JOURNAL ARTICLE

Clinical and electrophysiologic characterization of paraneoplastic and autoimmune retinopathies associated with antienolase antibodies

Richard G Weleber, Robert C Watzke, William T Shults, Karmen M Trzupek, John R Heckenlively, Robert A Egan, Grazyna Adamus
American Journal of Ophthalmology 2005, 139 (5): 780-94
15860281

PURPOSE: Paraneoplastic and autoimmune retinopathies are immunologically mediated retinal degenerations that are associated with antibodies directed against any of several retinal proteins, including alpha-enolase. We report the clinical and electrophysiological features of antienolase retinopathy in contrast to the features of antirecoverin retinopathy.

DESIGN: Retrospective, observational case series.

METHODS: Patients were referred for evaluation of unexplained acquired visual symptoms, including photopsias, and loss of visual acuity or field considered of possible retinal origin. Full-field and multifocal electroretinograms (ERGs) were performed. Sera from patients were examined for antiretinal antibodies by Western blot analysis using proteins extracted from human retinas and by immunohistochemistry; antienolase was confirmed by incubating patient sera with purified alpha-enolase.

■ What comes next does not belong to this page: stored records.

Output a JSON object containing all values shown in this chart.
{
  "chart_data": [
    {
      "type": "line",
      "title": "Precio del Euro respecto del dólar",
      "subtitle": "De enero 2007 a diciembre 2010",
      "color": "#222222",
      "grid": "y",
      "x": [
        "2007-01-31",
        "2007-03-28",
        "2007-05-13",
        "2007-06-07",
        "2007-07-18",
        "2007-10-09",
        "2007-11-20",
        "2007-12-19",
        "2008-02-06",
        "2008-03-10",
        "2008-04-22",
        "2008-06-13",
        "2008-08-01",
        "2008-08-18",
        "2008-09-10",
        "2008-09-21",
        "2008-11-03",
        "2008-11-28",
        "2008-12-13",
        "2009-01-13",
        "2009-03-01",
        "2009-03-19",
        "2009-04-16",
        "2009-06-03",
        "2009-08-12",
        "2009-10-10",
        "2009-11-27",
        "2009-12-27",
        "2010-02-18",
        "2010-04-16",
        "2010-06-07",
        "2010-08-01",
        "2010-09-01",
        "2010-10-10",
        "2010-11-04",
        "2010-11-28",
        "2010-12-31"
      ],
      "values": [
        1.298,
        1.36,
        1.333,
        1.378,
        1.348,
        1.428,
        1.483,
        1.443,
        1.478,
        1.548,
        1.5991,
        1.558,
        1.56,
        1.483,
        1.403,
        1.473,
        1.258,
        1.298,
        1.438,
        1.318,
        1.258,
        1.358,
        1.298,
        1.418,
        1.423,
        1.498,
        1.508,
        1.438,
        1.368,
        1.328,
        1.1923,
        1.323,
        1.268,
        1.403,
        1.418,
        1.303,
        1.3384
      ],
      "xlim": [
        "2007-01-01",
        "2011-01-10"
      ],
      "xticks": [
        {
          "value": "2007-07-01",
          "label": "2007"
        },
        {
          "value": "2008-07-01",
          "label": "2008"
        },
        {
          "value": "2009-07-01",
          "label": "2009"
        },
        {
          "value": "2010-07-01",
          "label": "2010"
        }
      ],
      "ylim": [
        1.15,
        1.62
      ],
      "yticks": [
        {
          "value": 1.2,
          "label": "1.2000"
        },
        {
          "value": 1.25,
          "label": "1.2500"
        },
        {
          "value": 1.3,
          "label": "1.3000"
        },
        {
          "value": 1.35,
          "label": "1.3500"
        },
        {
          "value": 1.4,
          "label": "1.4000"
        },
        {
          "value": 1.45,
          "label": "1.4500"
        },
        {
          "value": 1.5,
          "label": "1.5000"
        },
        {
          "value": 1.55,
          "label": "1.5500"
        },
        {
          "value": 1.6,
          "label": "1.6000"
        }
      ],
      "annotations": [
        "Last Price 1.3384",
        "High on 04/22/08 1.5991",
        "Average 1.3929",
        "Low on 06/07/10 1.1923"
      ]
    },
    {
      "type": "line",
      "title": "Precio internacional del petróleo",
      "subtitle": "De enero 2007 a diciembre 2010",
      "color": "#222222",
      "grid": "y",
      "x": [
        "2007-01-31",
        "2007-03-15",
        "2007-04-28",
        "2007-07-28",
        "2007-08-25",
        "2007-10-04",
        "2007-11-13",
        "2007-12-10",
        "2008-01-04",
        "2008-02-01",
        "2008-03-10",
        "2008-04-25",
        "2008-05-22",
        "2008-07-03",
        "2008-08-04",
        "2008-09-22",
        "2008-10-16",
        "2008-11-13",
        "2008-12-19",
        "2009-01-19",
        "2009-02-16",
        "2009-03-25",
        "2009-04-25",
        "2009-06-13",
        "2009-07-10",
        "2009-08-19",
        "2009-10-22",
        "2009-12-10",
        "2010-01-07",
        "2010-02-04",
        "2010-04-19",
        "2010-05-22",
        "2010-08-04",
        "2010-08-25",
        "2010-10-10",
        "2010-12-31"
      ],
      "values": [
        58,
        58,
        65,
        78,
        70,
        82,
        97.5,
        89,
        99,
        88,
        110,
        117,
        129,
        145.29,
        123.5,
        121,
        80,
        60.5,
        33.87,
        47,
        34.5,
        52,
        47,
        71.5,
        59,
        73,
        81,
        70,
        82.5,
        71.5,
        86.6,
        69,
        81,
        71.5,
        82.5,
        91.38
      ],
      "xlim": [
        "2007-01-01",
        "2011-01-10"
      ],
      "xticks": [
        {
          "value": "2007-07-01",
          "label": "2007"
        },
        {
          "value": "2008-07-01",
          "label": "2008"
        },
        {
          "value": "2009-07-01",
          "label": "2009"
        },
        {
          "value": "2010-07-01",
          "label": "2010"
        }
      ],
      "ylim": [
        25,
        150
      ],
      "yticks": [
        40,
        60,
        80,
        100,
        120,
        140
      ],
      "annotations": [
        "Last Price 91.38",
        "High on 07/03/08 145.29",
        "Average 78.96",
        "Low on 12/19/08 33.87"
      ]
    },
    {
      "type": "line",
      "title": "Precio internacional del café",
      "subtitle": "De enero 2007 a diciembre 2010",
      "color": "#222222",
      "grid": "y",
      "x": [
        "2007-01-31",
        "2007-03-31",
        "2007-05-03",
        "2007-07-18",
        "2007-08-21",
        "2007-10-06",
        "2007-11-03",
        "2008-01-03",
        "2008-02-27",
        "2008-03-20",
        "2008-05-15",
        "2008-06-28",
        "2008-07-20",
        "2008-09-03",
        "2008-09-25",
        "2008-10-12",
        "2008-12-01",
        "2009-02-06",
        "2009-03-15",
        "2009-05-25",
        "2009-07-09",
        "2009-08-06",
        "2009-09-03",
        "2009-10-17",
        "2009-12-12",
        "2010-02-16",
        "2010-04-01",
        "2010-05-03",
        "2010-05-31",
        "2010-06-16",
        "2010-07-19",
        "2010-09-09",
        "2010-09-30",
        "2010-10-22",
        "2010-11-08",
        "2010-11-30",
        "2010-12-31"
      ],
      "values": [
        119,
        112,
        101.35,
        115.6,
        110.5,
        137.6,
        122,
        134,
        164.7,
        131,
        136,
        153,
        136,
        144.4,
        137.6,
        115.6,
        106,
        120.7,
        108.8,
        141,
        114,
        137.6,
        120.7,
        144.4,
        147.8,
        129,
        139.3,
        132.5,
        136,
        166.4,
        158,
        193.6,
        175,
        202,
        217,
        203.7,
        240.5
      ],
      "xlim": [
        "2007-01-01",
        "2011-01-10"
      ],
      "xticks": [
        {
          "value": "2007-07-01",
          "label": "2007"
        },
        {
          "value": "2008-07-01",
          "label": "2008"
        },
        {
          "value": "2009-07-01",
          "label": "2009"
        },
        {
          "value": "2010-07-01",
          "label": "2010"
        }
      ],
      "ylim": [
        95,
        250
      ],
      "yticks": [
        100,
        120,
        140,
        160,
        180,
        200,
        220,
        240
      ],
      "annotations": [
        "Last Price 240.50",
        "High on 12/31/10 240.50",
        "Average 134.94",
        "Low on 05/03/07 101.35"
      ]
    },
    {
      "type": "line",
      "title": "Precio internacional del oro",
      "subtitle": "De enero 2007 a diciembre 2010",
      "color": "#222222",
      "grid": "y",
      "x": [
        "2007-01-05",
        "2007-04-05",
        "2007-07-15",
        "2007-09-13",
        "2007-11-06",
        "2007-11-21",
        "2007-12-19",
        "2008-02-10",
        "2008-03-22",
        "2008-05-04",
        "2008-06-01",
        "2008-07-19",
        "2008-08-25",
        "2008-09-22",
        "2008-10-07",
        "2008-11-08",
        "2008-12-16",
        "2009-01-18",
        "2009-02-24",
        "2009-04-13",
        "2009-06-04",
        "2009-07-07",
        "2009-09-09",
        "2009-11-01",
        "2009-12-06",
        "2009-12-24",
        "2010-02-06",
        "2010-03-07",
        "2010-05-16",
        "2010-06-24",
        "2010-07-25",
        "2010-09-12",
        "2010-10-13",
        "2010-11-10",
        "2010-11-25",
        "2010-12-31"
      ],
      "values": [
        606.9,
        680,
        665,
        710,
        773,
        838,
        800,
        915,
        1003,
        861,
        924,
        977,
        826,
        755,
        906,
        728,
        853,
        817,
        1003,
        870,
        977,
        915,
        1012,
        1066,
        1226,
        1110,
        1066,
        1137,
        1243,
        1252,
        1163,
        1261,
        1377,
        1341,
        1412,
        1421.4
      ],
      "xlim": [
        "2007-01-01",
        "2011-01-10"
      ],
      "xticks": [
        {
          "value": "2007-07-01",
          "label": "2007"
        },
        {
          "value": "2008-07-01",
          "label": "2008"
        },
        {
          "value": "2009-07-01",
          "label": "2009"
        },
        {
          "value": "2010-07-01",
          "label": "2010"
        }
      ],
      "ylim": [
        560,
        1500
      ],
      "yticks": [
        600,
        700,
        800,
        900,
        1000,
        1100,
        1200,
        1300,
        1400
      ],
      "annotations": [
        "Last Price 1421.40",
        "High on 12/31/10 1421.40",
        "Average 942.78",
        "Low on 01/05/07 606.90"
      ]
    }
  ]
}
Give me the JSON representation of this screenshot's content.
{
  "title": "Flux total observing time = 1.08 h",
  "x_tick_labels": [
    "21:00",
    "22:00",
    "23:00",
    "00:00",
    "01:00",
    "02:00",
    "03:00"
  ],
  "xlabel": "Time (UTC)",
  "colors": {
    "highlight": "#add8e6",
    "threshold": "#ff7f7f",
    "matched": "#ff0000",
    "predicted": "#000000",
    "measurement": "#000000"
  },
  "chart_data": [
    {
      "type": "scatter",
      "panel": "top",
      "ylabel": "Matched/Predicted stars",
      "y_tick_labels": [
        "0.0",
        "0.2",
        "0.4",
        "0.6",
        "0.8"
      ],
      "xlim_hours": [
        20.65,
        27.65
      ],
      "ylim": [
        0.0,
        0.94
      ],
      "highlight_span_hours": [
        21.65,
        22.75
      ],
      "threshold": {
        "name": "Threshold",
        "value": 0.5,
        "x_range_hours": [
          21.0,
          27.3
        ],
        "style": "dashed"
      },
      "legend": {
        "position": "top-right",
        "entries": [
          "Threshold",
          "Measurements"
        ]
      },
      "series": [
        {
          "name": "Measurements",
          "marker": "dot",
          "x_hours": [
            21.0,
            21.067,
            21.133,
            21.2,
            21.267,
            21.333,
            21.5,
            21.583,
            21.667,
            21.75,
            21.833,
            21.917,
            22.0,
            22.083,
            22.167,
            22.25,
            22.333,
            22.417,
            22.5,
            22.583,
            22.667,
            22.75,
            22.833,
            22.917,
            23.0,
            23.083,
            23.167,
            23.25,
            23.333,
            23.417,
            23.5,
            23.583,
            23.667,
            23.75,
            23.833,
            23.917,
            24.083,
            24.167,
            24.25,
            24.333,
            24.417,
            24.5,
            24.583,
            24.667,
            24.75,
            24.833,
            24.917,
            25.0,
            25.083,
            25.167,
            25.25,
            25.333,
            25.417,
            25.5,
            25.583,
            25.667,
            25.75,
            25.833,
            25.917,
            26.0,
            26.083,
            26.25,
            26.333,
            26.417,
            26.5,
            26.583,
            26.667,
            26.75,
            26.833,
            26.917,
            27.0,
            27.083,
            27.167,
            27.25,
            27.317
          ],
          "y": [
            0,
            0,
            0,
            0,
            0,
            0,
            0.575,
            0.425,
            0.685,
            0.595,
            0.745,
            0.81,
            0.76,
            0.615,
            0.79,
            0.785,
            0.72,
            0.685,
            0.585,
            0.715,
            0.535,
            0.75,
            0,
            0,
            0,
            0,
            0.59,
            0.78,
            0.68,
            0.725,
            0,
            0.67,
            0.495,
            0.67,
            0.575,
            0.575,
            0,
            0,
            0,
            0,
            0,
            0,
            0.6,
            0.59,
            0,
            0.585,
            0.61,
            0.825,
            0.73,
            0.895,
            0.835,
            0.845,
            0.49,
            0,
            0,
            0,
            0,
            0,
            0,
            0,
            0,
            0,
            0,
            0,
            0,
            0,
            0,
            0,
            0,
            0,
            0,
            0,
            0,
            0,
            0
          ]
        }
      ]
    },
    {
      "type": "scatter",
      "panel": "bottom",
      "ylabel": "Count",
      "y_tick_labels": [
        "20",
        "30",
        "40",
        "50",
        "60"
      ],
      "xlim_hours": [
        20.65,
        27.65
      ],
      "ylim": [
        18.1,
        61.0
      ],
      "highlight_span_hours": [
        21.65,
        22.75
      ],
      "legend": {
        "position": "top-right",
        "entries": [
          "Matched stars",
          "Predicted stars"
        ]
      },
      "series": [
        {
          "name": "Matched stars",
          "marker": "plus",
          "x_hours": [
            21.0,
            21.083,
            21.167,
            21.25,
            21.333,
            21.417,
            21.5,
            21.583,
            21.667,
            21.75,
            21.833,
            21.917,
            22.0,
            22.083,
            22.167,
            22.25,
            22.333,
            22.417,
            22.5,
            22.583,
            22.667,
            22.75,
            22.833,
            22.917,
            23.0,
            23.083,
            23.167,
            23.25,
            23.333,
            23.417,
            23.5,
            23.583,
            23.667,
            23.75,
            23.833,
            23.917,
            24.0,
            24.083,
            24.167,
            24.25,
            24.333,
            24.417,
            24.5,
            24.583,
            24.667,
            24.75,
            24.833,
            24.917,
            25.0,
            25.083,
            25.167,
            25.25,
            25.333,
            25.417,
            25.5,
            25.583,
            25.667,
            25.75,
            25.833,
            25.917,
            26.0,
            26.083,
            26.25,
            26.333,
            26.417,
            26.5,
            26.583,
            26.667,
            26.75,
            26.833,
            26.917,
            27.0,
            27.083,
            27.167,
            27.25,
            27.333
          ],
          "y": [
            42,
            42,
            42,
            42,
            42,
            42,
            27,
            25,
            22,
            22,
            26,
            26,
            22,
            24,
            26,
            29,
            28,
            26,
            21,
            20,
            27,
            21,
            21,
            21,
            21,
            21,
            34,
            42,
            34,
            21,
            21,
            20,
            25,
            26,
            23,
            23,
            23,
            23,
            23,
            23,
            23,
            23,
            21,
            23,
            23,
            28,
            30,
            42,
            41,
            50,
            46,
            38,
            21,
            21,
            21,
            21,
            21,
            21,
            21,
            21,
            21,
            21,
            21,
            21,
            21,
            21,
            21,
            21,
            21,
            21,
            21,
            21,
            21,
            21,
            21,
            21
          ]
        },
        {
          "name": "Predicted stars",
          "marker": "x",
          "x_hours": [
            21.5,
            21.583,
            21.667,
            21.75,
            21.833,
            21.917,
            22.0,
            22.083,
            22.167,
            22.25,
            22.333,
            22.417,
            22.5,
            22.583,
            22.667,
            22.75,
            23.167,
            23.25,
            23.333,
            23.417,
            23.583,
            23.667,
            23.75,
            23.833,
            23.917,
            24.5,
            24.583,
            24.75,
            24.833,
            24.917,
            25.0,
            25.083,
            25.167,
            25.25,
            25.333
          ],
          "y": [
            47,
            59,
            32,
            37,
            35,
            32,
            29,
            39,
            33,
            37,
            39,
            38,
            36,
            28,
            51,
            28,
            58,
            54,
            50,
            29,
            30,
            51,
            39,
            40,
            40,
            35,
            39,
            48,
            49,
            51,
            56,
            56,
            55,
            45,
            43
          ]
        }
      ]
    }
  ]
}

RESULTS: Of 87 patients with unexplained retinal visual symptoms associated with abnormal ERGs, 37 (43%) demonstrated autoantibodies to retinal antigens, including 12 against alpha-enolase, of whom 4 had cancer. Initial visual loss was typically central and often asymmetric. The ERGs demonstrated mostly normal rod responses but central cone abnormalities (evident on multifocal ERG) and, for many, global cone abnormalities. Seven patients developed optic disk pallor. Corticosteroid and immunosuppressive therapy, when attempted, was clinically ineffective.

CONCLUSIONS: Antienolase retinopathy is a protean autoimmune retinopathy that characteristically presents with cone dysfunction. The visual impairment and course vary from relative stability for years to slow progression with loss of central vision. With time, optic disk pallor can evolve, presumably from attrition of ganglion cells.